Case Report
Copyright ©The Author(s) 2021. Published by Baishideng Publishing Group Inc. All rights reserved.
World J Clin Cases. Sep 26, 2021; 9(27): 8157-8163
Published online Sep 26, 2021. doi: 10.12998/wjcc.v9.i27.8157
Successful treatment of gastrointestinal infection-induced septic shock using the oXiris® hemofilter: A case report
Yu Li, Xiao-Jun Ji, Dan-Yang Jing, Zheng-Hui Huang, Mei-Li Duan
Yu Li, Xiao-Jun Ji, Dan-Yang Jing, Zheng-Hui Huang, Mei-Li Duan, Department of Intensive Care Unit, Beijing Friendship Hospital, Capital Medical University, Beijing 100050, China
Author contributions: Li Y was the patient’s competent physician, reviewed the literature, and contributed to manuscript drafting; Ji XJ was the patient’s attending physician and contributed to manuscript drafting; Jing DY and Huang ZH obtained informed consent; Duan ML was responsible for the revision of the manuscript; all authors gave final approval for the submitted version.
Informed consent statement: Informed written consent was obtained from the patient for publication of this report and any accompanying images.
Conflict-of-interest statement: The authors declare that they have no conflicts of interest.
CARE Checklist (2016) statement: The authors have read the CARE Checklist (2016), and the manuscript was prepared and revised according to the CARE Checklist (2016).
Open-Access: This article is an open-access article that was selected by an in-house editor and fully peer-reviewed by external reviewers. It is distributed in accordance with the Creative Commons Attribution NonCommercial (CC BY-NC 4.0) license, which permits others to distribute, remix, adapt, build upon this work non-commercially, and license their derivative works on different terms, provided the original work is properly cited and the use is non-commercial. See:
Corresponding author: Mei-Li Duan, MD, PhD, Chief Doctor, Professor, Department of Intensive Care Unit, Beijing Friendship Hospital Capital Medical University, No. 95 Yong'an Road, Xicheng District, Beijing 100050, China.
Received: May 1, 2021
Peer-review started: May 1, 2021
First decision: June 15, 2021
Revised: July 26, 2021
Accepted: August 16, 2021
Article in press: August 16, 2021
Published online: September 26, 2021

Septic shock leads to multiple organ failure, and bacterial endotoxins and endogenous cytokines play essential roles in the pathogenesis. The oXiris® hemofilter can efficiently adsorb endotoxins and cytokines.
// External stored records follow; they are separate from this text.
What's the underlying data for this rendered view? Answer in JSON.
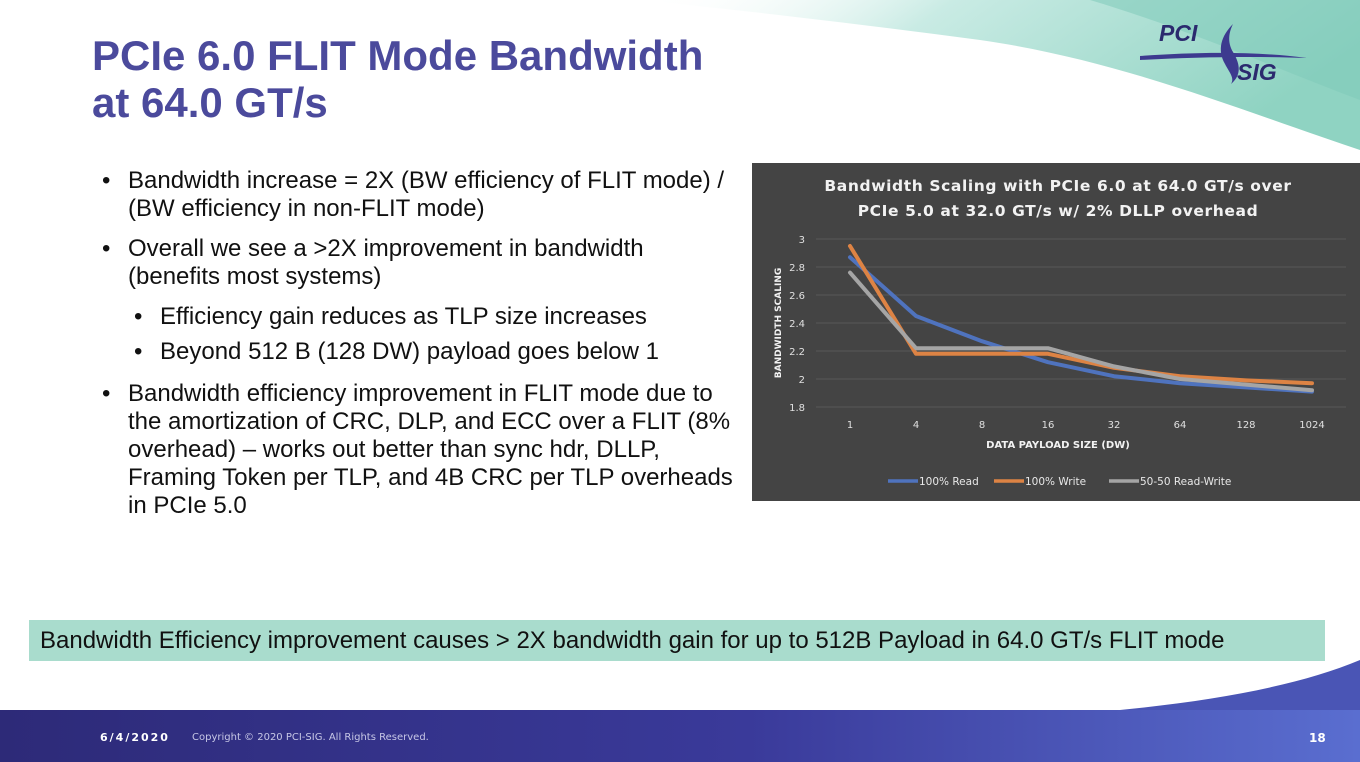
{
  "slide": {
    "title_line1": "PCIe 6.0 FLIT Mode Bandwidth",
    "title_line2": "at 64.0 GT/s",
    "logo_text": "PCI SIG",
    "bullets": [
      {
        "text": "Bandwidth increase = 2X (BW efficiency of FLIT mode) / (BW efficiency in non-FLIT mode)"
      },
      {
        "text": "Overall we see a >2X improvement in bandwidth (benefits most systems)",
        "subs": [
          "Efficiency gain reduces as TLP size increases",
          "Beyond 512 B (128 DW) payload goes below 1"
        ]
      },
      {
        "text": "Bandwidth efficiency improvement in FLIT mode due to the amortization of  CRC, DLP, and ECC over a FLIT (8% overhead) – works out better than sync hdr, DLLP, Framing Token per TLP, and 4B CRC per TLP overheads in PCIe 5.0"
      }
    ],
    "banner": "Bandwidth Efficiency improvement causes > 2X bandwidth gain for up to 512B Payload in 64.0 GT/s FLIT mode",
    "footer": {
      "date": "6/4/2020",
      "copyright": "Copyright © 2020 PCI-SIG. All Rights Reserved.",
      "page": "18"
    }
  },
  "colors": {
    "title": "#4b4a9c",
    "chart_bg": "#444444",
    "banner_bg": "#a9dccd",
    "read": "#4f73be",
    "write": "#dd8344",
    "read_write": "#a5a5a5"
  },
  "chart_data": {
    "type": "line",
    "title": "Bandwidth Scaling with PCIe 6.0 at 64.0 GT/s over PCIe 5.0 at 32.0 GT/s w/ 2% DLLP overhead",
    "xlabel": "DATA PAYLOAD SIZE (DW)",
    "ylabel": "BANDWIDTH SCALING",
    "categories": [
      "1",
      "4",
      "8",
      "16",
      "32",
      "64",
      "128",
      "1024"
    ],
    "ylim": [
      1.8,
      3
    ],
    "yticks": [
      "1.8",
      "2",
      "2.2",
      "2.4",
      "2.6",
      "2.8",
      "3"
    ],
    "grid": true,
    "legend_position": "bottom",
    "series": [
      {
        "name": "100% Read",
        "color": "#4f73be",
        "values": [
          2.87,
          2.45,
          2.27,
          2.12,
          2.02,
          1.97,
          1.94,
          1.91
        ]
      },
      {
        "name": "100% Write",
        "color": "#dd8344",
        "values": [
          2.95,
          2.18,
          2.18,
          2.18,
          2.08,
          2.02,
          1.99,
          1.97
        ]
      },
      {
        "name": "50-50 Read-Write",
        "color": "#a5a5a5",
        "values": [
          2.76,
          2.22,
          2.22,
          2.22,
          2.09,
          2.0,
          1.96,
          1.92
        ]
      }
    ]
  }
}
We admitted a critically ill 59 year-old male patient with gastrointestinal septic shock due to infection by a Gram-negative bacterium and septic acute kidney injury (AKI). Prior to intensive care unit admission, the patient reported intermittent diarrhea and decreased urine output. His blood pressure was 70/40 mmHg, necessitating fluid resuscitation and large doses of noradrenaline. Based on the results of a blood culture and the presence of hypotension, oliguria, and hypoxemia, we diagnosed septic shock, AKI, and multiple organ dysfunction. We administered continuous renal replacement therapy (CRRT) with an oXiris® hemofilter for 72 h with intermittent continuous veno-venous hemodiafiltration (CVVHDF), and changed the filter every 12 h. After his hemodynamic parameters were stable, we used a traditional filter (AN69 hemofilter) with intermittent CVVHDF. The 72 h CRRT with the oXiris® hemofilter led to stabilization of his vital signs, marked reductions in disease severity scores, and decreased levels of procalcitonin, endotoxin, and inflammatory factors. After 8 d of CRRT, his kidney function had completely recovered.


We conclude that the oXiris® hemofilter combined with appropriate antibacterial therapy was an effective treatment for this patient with gastrointestinal septic shock.

Keywords: Sepsis, Septic shock, Acute kidney injury, Continuous renal replacement therapy, oXiris®, Case report

Core Tip: Septic shock results in multiple organ failure and is associated with a high mortality rate, and patients with septic acute kidney injury (AKI) have an even greater risk of mortality. We report the successful treatment of a patient with gastrointestinal septic AKI using continuous renal replacement therapy (CRRT) with an oXiris® hemofilter. These results suggest that early use of the oXiris® hemofilter with CCRT may be useful for other patients with gastrointestinal septic AKI.